2. VISUAL STIMULATION: I need to see your face. In a LDR, this is usually accomplished on a regular basis by Facetime, Tango, Skype, or similar webcam forms of visual stimulation. This allows those in a long-distance love to feel connected to their significant other, as if they’re actually there every day. This is nice and all, but we still need to touch each other. Not exactly in THAT way all the time, but I do need to hold your hand once in a while. This is my way of saying that even people in long distance relationships need to see each other in person. If there is no effort into making the trip from LA to Mobile, Alabama every once in a while, I think you’re doomed. Trust me, I know how hard it is to make travel plans and the costs involved to do so. However, if you want to make it work, you will find a way.
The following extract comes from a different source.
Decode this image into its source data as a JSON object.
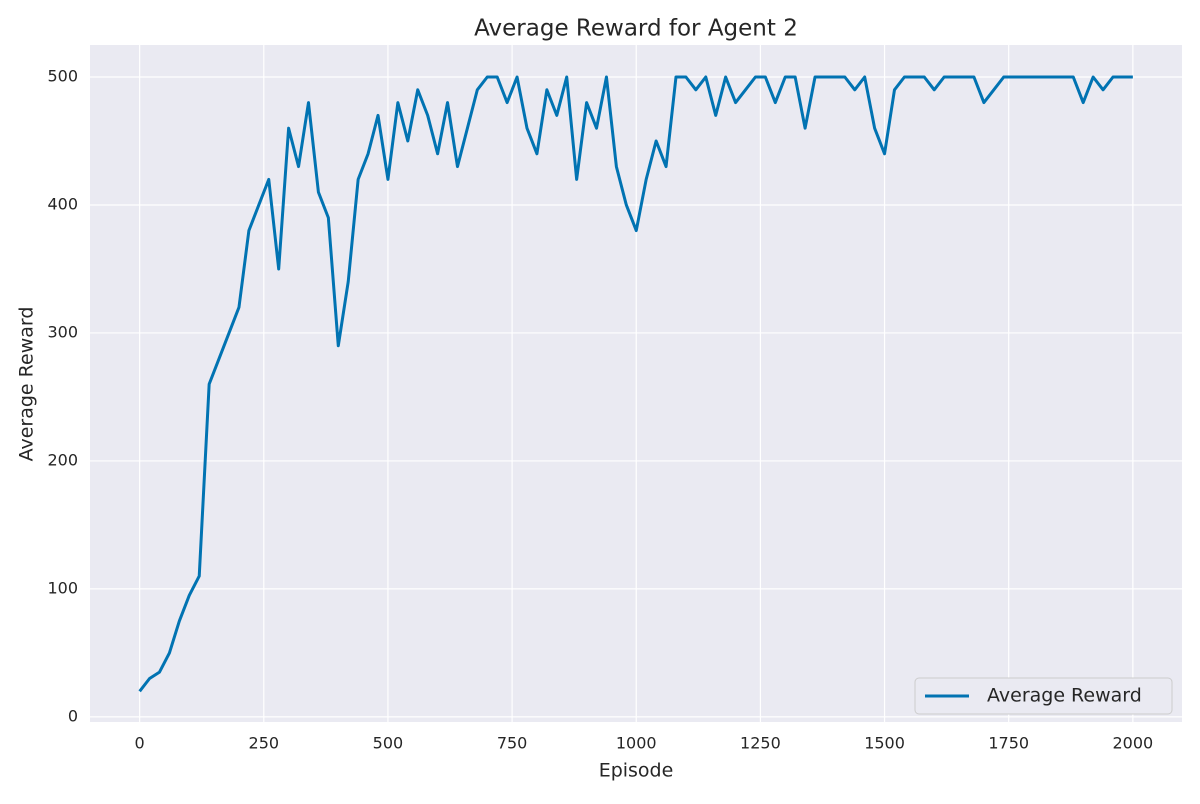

I have a friend whose husband lives in SOUTH AFRICA. And she lives in Miami. They’ve been doing the LDR thing for over 3 years now, making it a point to save up for trips around the world where they can meet in the middle to keep this love thang going. So if they can make it work, surely you can get your ass on plane from Toledo to come and see me.
3. TRUST IN YOUR SITUATION: “You need to trust me”. It’s a simple phrase, but shouldn’t be uttered in my opinion. I don’t need to do anything, I should just do it if I truly want this LDR or any other type of relationship to work. And so should you. Trust is the most important aspect of any relationship, and this is no secret. When people are miles away from each other, this component of love can be the most difficult one to deal with. Your boyfriend is on the other side of the country and you see he posts a photo on Facebook from a party he attended last night. Are you automatically worried about the lady next to him? She could be a co-worker, boss, or part of a larger group of friends. Are you texting him constantly, letting the rage build after every keystroke? If the answer is “yes”, you may have trust issues. And if he can’t trust you either, then what are you doing? No reason for heartache a million miles away if you cannot be trusted to live a faithful life from afar. If you are going to engage in a LDR, you need to be confident in yourself, your partner, your relationship, and resist the urge to ride out on someone from miles away.